「Apple Vision Pro」発表から2年:空間コンピューティングの道のりと戦略転換

はじめに

Appleの革新的な空間コンピューター「Apple Vision Pro」が発表されてから、本日で丸2年が経過しました。長年の噂を経て登場したこのデバイスは、当初「次世代の汎用コンピューター」として大きな期待を集めましたが、その道のりは必ずしも平坦ではありませんでした。

革新的な発表と初期スペック

Appleは2023年6月の年次開発者会議(WWDC)で、「Apple Watch」以来となる主要な新ハードウェアプラットフォームとしてVision Proを初披露しました。同社はこのデバイスを初の「空間コンピューター」と位置づけ、新しいオペレーティングシステム「visionOS」を導入。アイトラッキング、手のジェスチャー、音声入力で操作する3次元のアプリウィンドウが特徴でした。

技術面では、合計約2300万ピクセルに及ぶデュアルmicro-OLEDディスプレイを搭載し、M2チップとリアルタイムセンサー処理に特化したR1チップを組み合わせた高度なセンサーアレイとカスタムシリコンを採用。米国での価格は3,499ドルからで、2024年初頭、具体的には2024年2月2日に米国で発売されました。

市場の評価と課題

発売当初のレビューでは、その卓越した視覚品質、アイトラッキングとハンドトラッキングの精度、そして技術的な野心が高く評価されました。しかし同時に、高額な価格、物理的な重さ、限られたバッテリー寿命、そして空間コンピューティング専用に設計されたソフトウェアライブラリの少なさも指摘されました。

市場での苦戦と戦略の転換

発売後もAppleはVision Proの提供国を拡大し、2024年および2025年にはvisionOSのアップデートを継続しました。しかし、同社が当初から「大量市場向けではない」と公言していたものの、製品への熱意は予想よりも早く冷え込んだと報じられています。
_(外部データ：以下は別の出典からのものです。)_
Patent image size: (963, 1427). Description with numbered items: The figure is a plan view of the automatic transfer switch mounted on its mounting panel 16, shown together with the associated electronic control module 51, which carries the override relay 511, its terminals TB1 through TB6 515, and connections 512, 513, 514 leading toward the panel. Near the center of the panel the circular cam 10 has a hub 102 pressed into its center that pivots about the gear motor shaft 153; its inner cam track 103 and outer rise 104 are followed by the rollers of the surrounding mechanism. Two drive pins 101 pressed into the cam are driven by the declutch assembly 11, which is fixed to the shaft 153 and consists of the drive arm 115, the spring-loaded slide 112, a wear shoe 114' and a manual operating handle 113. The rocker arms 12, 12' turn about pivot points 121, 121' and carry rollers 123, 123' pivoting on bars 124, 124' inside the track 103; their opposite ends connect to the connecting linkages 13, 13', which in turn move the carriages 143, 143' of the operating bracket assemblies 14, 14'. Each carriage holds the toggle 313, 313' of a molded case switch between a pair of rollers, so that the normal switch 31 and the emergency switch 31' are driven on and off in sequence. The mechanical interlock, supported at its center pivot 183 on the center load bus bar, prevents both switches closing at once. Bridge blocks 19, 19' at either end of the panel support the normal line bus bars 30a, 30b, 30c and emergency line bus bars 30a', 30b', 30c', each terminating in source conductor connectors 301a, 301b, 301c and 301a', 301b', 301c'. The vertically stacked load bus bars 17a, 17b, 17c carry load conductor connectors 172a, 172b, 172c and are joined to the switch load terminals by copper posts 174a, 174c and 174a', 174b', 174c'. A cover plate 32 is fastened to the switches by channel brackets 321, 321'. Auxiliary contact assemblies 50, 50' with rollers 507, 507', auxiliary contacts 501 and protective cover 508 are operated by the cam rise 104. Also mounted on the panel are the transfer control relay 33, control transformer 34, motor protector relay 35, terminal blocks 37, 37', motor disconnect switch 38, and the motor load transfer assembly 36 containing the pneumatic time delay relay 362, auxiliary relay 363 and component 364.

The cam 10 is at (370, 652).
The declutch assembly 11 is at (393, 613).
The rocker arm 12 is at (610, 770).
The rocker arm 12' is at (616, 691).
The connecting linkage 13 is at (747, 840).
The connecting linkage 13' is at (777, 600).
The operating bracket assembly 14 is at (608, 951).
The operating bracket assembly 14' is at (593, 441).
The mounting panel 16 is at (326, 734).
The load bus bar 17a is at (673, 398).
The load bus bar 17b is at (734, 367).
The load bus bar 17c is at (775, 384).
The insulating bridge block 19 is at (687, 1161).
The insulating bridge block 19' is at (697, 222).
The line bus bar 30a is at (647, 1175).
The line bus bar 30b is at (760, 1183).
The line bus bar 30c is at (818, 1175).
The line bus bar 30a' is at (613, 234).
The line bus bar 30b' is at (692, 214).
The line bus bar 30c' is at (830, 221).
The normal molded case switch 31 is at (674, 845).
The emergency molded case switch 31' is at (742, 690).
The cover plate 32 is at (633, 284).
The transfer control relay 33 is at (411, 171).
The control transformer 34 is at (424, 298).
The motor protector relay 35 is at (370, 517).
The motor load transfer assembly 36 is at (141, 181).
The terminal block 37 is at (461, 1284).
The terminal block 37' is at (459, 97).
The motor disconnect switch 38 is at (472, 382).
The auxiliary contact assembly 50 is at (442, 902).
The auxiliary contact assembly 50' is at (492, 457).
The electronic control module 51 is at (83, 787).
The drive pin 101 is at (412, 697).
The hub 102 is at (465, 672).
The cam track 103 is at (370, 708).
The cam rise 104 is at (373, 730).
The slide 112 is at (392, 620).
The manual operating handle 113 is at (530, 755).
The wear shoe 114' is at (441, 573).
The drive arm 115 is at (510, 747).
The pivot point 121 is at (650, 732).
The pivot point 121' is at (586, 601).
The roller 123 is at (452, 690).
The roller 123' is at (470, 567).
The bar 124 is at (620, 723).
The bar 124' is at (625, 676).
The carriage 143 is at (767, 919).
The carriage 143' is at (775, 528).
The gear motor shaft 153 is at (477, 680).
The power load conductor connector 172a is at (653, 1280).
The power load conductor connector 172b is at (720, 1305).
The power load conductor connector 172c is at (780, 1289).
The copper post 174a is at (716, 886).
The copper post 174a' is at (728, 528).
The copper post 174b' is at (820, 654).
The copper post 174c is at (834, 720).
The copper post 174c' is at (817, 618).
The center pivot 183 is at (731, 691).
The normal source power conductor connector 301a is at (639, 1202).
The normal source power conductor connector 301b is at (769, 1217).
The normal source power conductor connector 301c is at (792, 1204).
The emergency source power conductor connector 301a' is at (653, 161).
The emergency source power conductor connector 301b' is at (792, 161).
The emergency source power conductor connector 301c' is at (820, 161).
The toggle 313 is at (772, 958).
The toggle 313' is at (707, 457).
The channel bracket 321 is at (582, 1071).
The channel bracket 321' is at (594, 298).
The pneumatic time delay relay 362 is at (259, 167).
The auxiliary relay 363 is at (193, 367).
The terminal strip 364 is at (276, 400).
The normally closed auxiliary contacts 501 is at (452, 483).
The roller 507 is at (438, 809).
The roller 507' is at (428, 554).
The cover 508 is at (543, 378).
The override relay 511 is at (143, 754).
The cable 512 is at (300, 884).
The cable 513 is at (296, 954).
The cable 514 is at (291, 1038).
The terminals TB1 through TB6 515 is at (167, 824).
Financial Timesの最新レポートでは、「依然として普及が進んでいない」と伝えられています。

発売から約1年半後、AppleはM5チップを搭載したアップデート版Vision Proを導入しました。M5チップは、レンダリングピクセルを10%増加させ、最大120Hzのリフレッシュレート、応答性の向上、そしてバッテリー寿命の1時間延長を実現。快適性を向上させるためにカウンターウェイト付きのデュアルニットバンドも追加されました。

しかし、最近の報告によると、現在、アクティブに開発されているApple Visionヘッドセットは存在せず、同社の焦点は明確にスマートグラスへと移行しているとのことです。当初は低価格版「Vision Air」や再設計された「Vision Pro 2」が計画されていましたが、これらの計画は変更され、BloombergはAppleが低コストのヘッドセットの開発も一時停止し、スマートグラスに注力していると報じています。サプライチェーンの報告では、需要低迷と過剰在庫のため、初代Vision Proの生産が縮小されている可能性も示唆されています。

未来への展望

Appleの空間コンピューティング戦略は、高価な初期デバイスからより広範なユーザー層をターゲットとするスマートグラスへとシフトしつつあります。Vision Proが切り開いた空間コンピューティングの概念は、今後スマートグラスという形で私たちの日常にどのように統合されていくのか、Appleの次の一手に注目が集まっています。